Alternative History

Chun Doo-hwan (18 January 1931) is a former Korean military leader and soldier who served as President of Korea from September 1980 until he retired at the end of his constitutionally-mandated seven-year term in May of 1988. Chun was the leader of the 1979 coup d'état that overthrew the Korean National Party and installed in its place a military junta, succeeded by the "Third Republic" under the 1981 Constitution. Chun developed a personality cult around himself and governed as a strict authoritarian, with massacres against student protestors and disappearances occurring throughout his term. However, he mostly kept Korea's export model economy developed under Pak Mae-Hyeong and the KNP going, and as a result of Korea's breakneck growth during the 1980s - at one time the fastest-growing economy in the world - the 1990 Olympic Games were given to Hanseong in a major win for his regime. He moved the Korean Presidency's residence from Gyeongbok Palace to the Blue House, ended Korea's nuclear weapons program while deepening its commitment to civilian nuclear energy, and helped normalize relations with Japan and the United States.
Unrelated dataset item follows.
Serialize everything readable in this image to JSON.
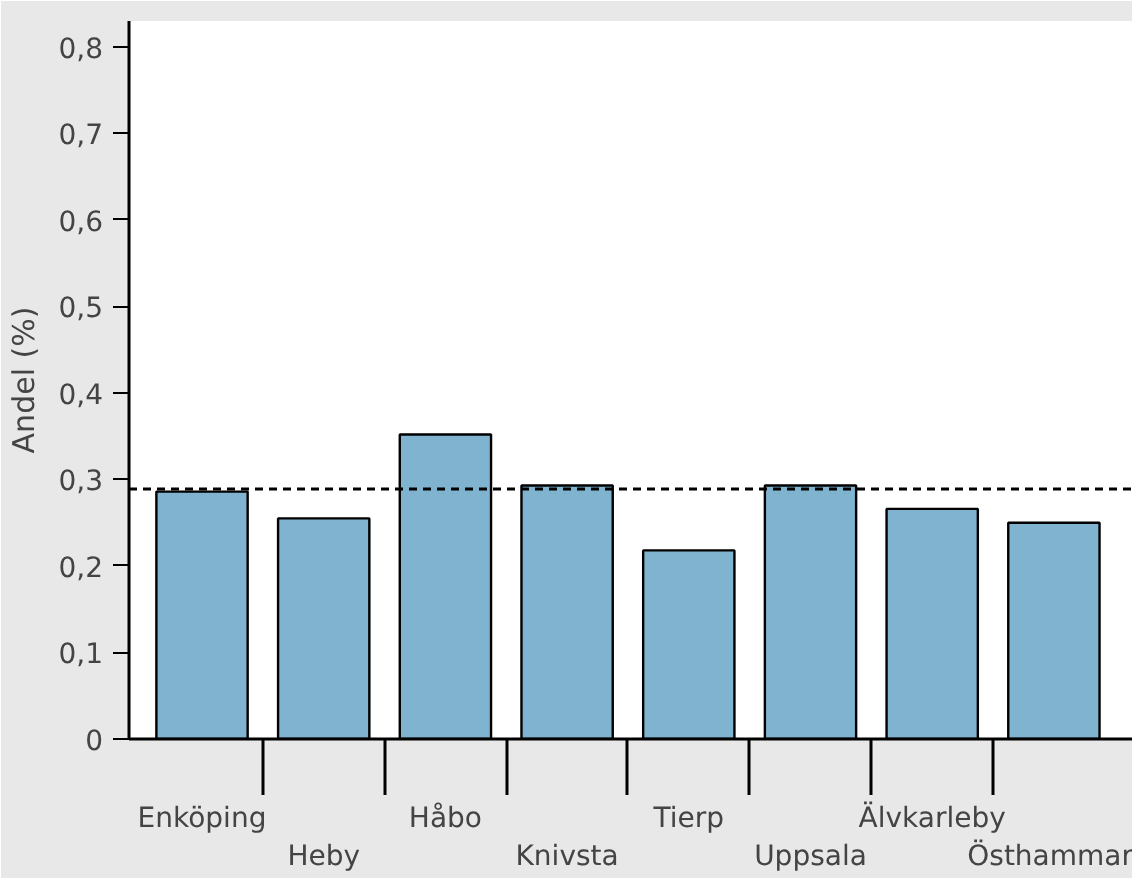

Toward the end of his term, he proposed abolishing the limit on a single seven-year term for the Presidency - massive street protests in the fall of 1987 dissuaded his ruling Democratic Republican Party from following through on that motion. With his plans for a second seven years in the Blue House dashed, Chun entered retirement after his chosen successor Roh Tae-woo was narrowly defeated in the 1988 elections by Kim Young-sam. His leaving office in 1988 marked the first genuinely peaceful transfer of power between political parties in Korean history. Chun was later indicted and convicted in the late 1990s for human rights violations and corruption and served ten years in prison until his controversial commutation by President Lee Myung-bak.